The dataset consists of 1056 training examples (train set) and 900 test examples (test set).

Prompts

We prepared 5 different prompts of various difficulties for this task. An example of the prompt is given below:

"Прочитайте два текста и ответьте на вопрос.\\\\nТекст 1: {support_text}\\\\nТекст 2: {text}\\\\nВопрос: {question}\\\\nОтвет:".

Dataset Creation

The dataset was created using the corresponding dataset from the TAPE benchmark [1] and was initially sampled from Wikipedia and Wikidata.
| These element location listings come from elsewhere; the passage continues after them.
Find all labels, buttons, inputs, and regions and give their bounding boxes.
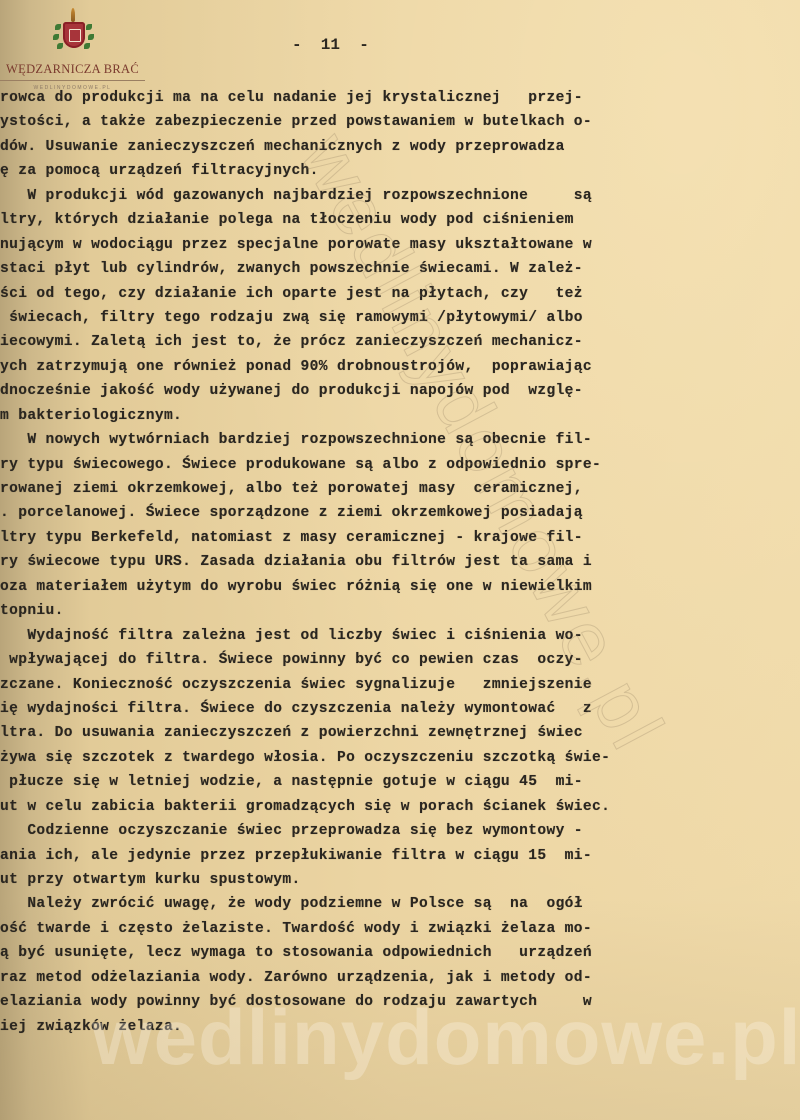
text-line: dnocześnie jakość wody używanej do produ… bbox=[0, 379, 800, 403]
text-line: dów. Usuwanie zanieczyszczeń mechaniczny… bbox=[0, 135, 800, 159]
text-line: zczane. Konieczność oczyszczenia świec s… bbox=[0, 673, 800, 697]
smokehouse-icon bbox=[69, 29, 81, 42]
text-line: ę za pomocą urządzeń filtracyjnych. bbox=[0, 159, 800, 183]
logo-name: WĘDZARNICZA BRAĆ bbox=[0, 62, 145, 77]
text-line: rowca do produkcji ma na celu nadanie je… bbox=[0, 86, 800, 110]
text-line: raz metod odżelaziania wody. Zarówno urz… bbox=[0, 966, 800, 990]
document-body: rowca do produkcji ma na celu nadanie je… bbox=[0, 86, 800, 1039]
leaf-icon bbox=[55, 24, 61, 30]
page-number: - 11 - bbox=[292, 36, 369, 54]
text-line: W produkcji wód gazowanych najbardziej r… bbox=[0, 184, 800, 208]
leaf-icon bbox=[86, 24, 92, 30]
leaf-icon bbox=[57, 43, 63, 49]
text-line: nującym w wodociągu przez specjalne poro… bbox=[0, 233, 800, 257]
text-line: ltra. Do usuwania zanieczyszczeń z powie… bbox=[0, 721, 800, 745]
site-logo: WĘDZARNICZA BRAĆ WEDLINYDOMOWE.PL bbox=[0, 8, 145, 91]
text-line: wpływającej do filtra. Świece powinny by… bbox=[0, 648, 800, 672]
text-line: Codzienne oczyszczanie świec przeprowadz… bbox=[0, 819, 800, 843]
text-line: m bakteriologicznym. bbox=[0, 404, 800, 428]
text-line: rowanej ziemi okrzemkowej, albo też poro… bbox=[0, 477, 800, 501]
text-line: świecach, filtry tego rodzaju zwą się ra… bbox=[0, 306, 800, 330]
text-line: ania ich, ale jedynie przez przepłukiwan… bbox=[0, 844, 800, 868]
text-line: Należy zwrócić uwagę, że wody podziemne … bbox=[0, 892, 800, 916]
text-line: ści od tego, czy działanie ich oparte je… bbox=[0, 282, 800, 306]
text-line: ych zatrzymują one również ponad 90% dro… bbox=[0, 355, 800, 379]
text-line: ltry typu Berkefeld, natomiast z masy ce… bbox=[0, 526, 800, 550]
logo-divider bbox=[0, 80, 145, 81]
text-line: iej związków żelaza. bbox=[0, 1015, 800, 1039]
text-line: ystości, a także zabezpieczenie przed po… bbox=[0, 110, 800, 134]
text-line: Wydajność filtra zależna jest od liczby … bbox=[0, 624, 800, 648]
text-line: elaziania wody powinny być dostosowane d… bbox=[0, 990, 800, 1014]
coat-of-arms-icon bbox=[51, 8, 95, 54]
text-line: ry typu świecowego. Świece produkowane s… bbox=[0, 453, 800, 477]
text-line: . porcelanowej. Świece sporządzone z zie… bbox=[0, 501, 800, 525]
text-line: oza materiałem użytym do wyrobu świec ró… bbox=[0, 575, 800, 599]
text-line: ość twarde i często żelaziste. Twardość … bbox=[0, 917, 800, 941]
text-line: żywa się szczotek z twardego włosia. Po … bbox=[0, 746, 800, 770]
smoke-flame-icon bbox=[71, 8, 75, 22]
leaf-icon bbox=[53, 34, 59, 40]
shield-icon bbox=[63, 22, 85, 48]
text-line: ry świecowe typu URS. Zasada działania o… bbox=[0, 550, 800, 574]
text-line: W nowych wytwórniach bardziej rozpowszec… bbox=[0, 428, 800, 452]
text-line: staci płyt lub cylindrów, zwanych powsze… bbox=[0, 257, 800, 281]
text-line: iecowymi. Zaletą ich jest to, że prócz z… bbox=[0, 330, 800, 354]
text-line: ltry, których działanie polega na tłocze… bbox=[0, 208, 800, 232]
text-line: topniu. bbox=[0, 599, 800, 623]
text-line: ut przy otwartym kurku spustowym. bbox=[0, 868, 800, 892]
leaf-icon bbox=[84, 43, 90, 49]
text-line: ię wydajności filtra. Świece do czyszcze… bbox=[0, 697, 800, 721]
text-line: ut w celu zabicia bakterii gromadzących … bbox=[0, 795, 800, 819]
text-line: ą być usunięte, lecz wymaga to stosowani… bbox=[0, 941, 800, 965]
text-line: płucze się w letniej wodzie, a następnie… bbox=[0, 770, 800, 794]
leaf-icon bbox=[88, 34, 94, 40]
The whole pipeline of the data collection can be found here.

Evaluation

Metrics

To evaluate models on this dataset, two metrics are used: F1-score and complete match (Exact Match — EM).

Human Benchmark

The F1-score / EM results are 0.928 / 0.91, respectively.

References

[1] Taktasheva, Ekaterina, et al. "TAPE: Assessing Few-shot Russian Language Understanding." Findings of the Association for Computational Linguistics: EMNLP 2022. 2022.